忘れもの
目を覚ますと、エースは森の中にいた。
見覚えのない、巨大な木が生い茂るその森を抜け、エースは宮殿を目指す。
記憶を見ていた間に、宮殿の様子は少し変わっており、若干の違和感を覚えながらも門を通ろうとすると護衛の男達に止められる。
「身分証を」
男はそう言った。
以前までは身分証の提示など求められなかったが、ルールが変わったのか。
「俺はエース・レッカだ。そこを通せ」
護衛の男達は、天界政府のバッジではない、黒い薔薇のバッジをつけている。
男達がエースの名を聞き、何かを話し込んでいる 隙に男達の顔面に強烈な蹴りを入れる。
そのままエースは大会議室へと向かう。
勢いよく扉を開けると、巨大な机を数人が取り囲んでいた。見慣れた顔と、見慣れない顔がそこにあった。
「なっ……、エース……」
ヘラクレスが動揺した様子で振り向く。
元々エースの席であった場所には、見知らぬ者が座っている。
「はじめまして、エース・レッカ」
その男は立ち上がり、頭を下げてくる。
エースは、違和感を覚えながらも会釈を返す。
「誰だか知らないけど、話がある。メアリーを救うためにワールドエン--」
そう言いかけた瞬間、護衛の男達に後ろから押さえつけられ、手錠をかけられる。
突然のことに暴れるエースに、男は見下した目で話す。
「やはり……君はそうするか」
「君が眠ってから13年が経過している」
男はエースの顔面を思い切り蹴り、髪を引っ張りあげる。そして手錠が太陽の血で出来ていると言い、護衛達に連れていくように言う。

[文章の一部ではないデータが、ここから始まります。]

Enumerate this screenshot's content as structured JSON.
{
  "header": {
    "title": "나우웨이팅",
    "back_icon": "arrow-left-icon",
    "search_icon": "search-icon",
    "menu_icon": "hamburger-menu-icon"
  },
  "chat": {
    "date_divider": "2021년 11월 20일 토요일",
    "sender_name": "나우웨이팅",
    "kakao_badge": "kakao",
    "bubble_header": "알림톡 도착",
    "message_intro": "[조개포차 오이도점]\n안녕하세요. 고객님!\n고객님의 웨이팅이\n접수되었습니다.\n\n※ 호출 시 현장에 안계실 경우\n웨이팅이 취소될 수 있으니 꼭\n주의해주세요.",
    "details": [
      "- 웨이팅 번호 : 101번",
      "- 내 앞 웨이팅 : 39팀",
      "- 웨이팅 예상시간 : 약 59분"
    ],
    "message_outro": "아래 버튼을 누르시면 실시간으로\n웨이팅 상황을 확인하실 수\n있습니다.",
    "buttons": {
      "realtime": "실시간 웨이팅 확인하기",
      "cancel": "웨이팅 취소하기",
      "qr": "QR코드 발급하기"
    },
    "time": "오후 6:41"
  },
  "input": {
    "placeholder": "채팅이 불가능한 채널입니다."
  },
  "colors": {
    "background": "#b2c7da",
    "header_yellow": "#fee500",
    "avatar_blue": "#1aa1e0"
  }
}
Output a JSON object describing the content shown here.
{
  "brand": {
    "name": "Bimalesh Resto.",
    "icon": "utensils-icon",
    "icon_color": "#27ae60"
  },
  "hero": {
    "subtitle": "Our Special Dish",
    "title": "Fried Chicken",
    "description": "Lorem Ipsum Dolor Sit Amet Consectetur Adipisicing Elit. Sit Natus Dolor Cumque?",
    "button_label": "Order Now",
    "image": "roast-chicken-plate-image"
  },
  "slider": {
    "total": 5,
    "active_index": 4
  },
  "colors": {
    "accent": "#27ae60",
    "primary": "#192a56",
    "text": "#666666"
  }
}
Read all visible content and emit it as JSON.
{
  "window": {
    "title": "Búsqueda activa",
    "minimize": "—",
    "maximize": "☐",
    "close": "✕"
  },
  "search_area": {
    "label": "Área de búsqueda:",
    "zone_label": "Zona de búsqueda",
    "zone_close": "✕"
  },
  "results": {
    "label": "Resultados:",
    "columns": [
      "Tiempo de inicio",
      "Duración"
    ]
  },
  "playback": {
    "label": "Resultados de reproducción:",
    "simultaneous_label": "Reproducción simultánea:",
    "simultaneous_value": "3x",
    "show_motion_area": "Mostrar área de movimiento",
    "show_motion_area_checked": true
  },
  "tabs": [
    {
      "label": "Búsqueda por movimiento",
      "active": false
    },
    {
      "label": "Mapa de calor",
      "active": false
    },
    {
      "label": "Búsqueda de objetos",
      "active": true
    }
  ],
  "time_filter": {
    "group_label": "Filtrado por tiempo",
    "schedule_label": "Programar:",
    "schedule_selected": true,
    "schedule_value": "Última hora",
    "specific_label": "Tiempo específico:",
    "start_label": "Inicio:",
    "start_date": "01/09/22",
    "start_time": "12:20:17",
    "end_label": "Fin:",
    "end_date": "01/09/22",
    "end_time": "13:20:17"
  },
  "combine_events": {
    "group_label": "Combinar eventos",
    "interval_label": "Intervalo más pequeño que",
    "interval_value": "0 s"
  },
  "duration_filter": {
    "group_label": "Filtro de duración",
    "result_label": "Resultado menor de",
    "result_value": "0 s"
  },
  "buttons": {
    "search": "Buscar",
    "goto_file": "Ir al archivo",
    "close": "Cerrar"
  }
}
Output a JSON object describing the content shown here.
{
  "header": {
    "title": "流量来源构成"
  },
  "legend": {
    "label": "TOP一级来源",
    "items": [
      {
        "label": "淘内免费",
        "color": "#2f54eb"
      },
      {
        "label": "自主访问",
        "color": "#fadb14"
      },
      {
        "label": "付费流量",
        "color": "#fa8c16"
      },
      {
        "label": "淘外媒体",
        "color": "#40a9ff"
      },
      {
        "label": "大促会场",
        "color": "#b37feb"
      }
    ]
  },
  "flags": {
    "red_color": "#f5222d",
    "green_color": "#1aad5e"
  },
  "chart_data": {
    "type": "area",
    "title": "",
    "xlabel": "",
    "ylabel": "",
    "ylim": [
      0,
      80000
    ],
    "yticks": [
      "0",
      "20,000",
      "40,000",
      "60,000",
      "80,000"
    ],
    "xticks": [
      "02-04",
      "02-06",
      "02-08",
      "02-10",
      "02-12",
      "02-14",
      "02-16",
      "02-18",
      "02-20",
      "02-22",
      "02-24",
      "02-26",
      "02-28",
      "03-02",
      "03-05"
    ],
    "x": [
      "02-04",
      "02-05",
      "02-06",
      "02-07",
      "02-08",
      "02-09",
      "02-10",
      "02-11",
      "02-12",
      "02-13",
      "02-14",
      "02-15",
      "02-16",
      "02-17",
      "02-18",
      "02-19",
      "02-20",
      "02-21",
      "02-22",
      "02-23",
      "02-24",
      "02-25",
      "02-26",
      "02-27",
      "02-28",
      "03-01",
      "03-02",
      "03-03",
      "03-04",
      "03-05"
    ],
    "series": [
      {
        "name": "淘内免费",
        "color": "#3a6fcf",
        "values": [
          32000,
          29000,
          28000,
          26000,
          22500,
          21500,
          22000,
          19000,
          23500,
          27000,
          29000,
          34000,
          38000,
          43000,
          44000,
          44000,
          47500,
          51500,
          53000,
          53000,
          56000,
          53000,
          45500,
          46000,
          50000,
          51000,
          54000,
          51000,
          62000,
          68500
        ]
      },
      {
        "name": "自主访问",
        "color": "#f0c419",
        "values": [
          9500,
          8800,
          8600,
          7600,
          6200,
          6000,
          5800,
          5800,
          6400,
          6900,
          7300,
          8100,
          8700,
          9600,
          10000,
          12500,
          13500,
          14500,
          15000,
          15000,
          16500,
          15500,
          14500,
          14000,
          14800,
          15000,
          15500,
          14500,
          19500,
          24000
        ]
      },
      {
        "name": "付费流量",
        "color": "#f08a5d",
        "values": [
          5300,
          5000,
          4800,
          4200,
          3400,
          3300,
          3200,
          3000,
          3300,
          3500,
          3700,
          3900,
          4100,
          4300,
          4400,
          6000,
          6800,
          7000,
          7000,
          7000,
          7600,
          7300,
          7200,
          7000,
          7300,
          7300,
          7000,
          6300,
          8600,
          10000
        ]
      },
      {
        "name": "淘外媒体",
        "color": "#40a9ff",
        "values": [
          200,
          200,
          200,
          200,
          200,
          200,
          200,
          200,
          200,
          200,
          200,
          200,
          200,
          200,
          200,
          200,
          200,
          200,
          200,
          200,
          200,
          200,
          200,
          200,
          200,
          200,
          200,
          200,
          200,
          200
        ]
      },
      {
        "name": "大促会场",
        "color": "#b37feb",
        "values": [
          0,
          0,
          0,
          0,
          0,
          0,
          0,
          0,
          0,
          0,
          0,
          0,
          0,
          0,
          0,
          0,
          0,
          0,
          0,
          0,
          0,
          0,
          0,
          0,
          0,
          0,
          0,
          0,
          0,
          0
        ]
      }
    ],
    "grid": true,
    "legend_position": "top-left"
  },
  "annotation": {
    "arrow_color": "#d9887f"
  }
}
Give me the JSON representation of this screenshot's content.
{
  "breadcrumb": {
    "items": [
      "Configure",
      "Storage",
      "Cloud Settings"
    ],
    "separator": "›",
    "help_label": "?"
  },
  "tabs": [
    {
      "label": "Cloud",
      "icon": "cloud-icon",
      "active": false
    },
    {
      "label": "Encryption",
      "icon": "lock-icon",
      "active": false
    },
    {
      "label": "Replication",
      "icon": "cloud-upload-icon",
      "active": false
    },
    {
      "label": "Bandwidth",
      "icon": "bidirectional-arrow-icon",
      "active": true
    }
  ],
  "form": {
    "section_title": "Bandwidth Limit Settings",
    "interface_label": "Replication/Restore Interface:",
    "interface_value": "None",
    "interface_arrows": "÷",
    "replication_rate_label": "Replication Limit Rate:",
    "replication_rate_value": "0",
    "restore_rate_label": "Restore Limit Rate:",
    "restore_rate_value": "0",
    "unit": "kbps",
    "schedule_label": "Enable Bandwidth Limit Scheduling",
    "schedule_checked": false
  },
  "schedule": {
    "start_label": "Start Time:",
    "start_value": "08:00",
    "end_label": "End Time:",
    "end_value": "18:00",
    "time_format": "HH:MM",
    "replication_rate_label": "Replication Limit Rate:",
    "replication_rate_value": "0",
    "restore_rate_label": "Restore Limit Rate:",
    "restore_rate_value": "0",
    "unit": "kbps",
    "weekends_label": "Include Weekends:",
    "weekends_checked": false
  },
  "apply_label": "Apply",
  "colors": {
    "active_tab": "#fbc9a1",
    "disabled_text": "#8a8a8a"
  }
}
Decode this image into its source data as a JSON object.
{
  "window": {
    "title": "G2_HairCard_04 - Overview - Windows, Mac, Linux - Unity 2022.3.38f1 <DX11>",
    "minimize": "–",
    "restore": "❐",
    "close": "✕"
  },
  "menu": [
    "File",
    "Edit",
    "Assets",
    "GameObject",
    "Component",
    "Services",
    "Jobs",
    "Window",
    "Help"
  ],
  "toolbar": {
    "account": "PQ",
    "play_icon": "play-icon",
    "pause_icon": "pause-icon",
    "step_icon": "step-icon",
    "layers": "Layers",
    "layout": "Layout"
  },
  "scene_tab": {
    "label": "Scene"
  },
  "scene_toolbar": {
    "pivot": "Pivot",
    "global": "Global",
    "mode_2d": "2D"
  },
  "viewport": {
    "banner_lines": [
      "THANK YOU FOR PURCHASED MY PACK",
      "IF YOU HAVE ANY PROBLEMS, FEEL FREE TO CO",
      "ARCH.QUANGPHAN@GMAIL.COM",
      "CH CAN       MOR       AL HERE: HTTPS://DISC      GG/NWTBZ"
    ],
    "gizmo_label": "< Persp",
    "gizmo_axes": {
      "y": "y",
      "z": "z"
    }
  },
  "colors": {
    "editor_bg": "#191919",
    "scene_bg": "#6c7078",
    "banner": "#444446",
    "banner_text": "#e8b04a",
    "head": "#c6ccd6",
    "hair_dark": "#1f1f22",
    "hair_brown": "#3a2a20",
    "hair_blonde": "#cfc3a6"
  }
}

「クソ……! なんだよお前ら、ヘラクレス説明しろ!」
そう叫び、ヘラクレスの方を見た時、違和感に気づいた。「アクアはどこに行った」その問いにヘラクレスは下を向くだけだった。
「アクア・グラキエースですか。彼は僕らとの戦争の末、和平交渉の条件として自らの命を差し出しました」
その言葉にエースは絶句する。
戦争、命を差し出した……。
「なっ……」
「そうして今、彼の魂は僕の中にあります」
その言葉を聞いた瞬間、エースは激昂し、男に飛びかかる。手錠は壊れ、エースの右手が稲妻を纏う。放たれた雷撃は、男の出した氷の柱で防がれる。
煙がたちこめ、次に男達が目を開けるとそこにエースはいなかった。
「……手錠を用意したのはヘラクレス、あなたですよね」
「これって、どういうことですか?」
男は首だけで後ろを振り向き、ヘラクレスにそう問う。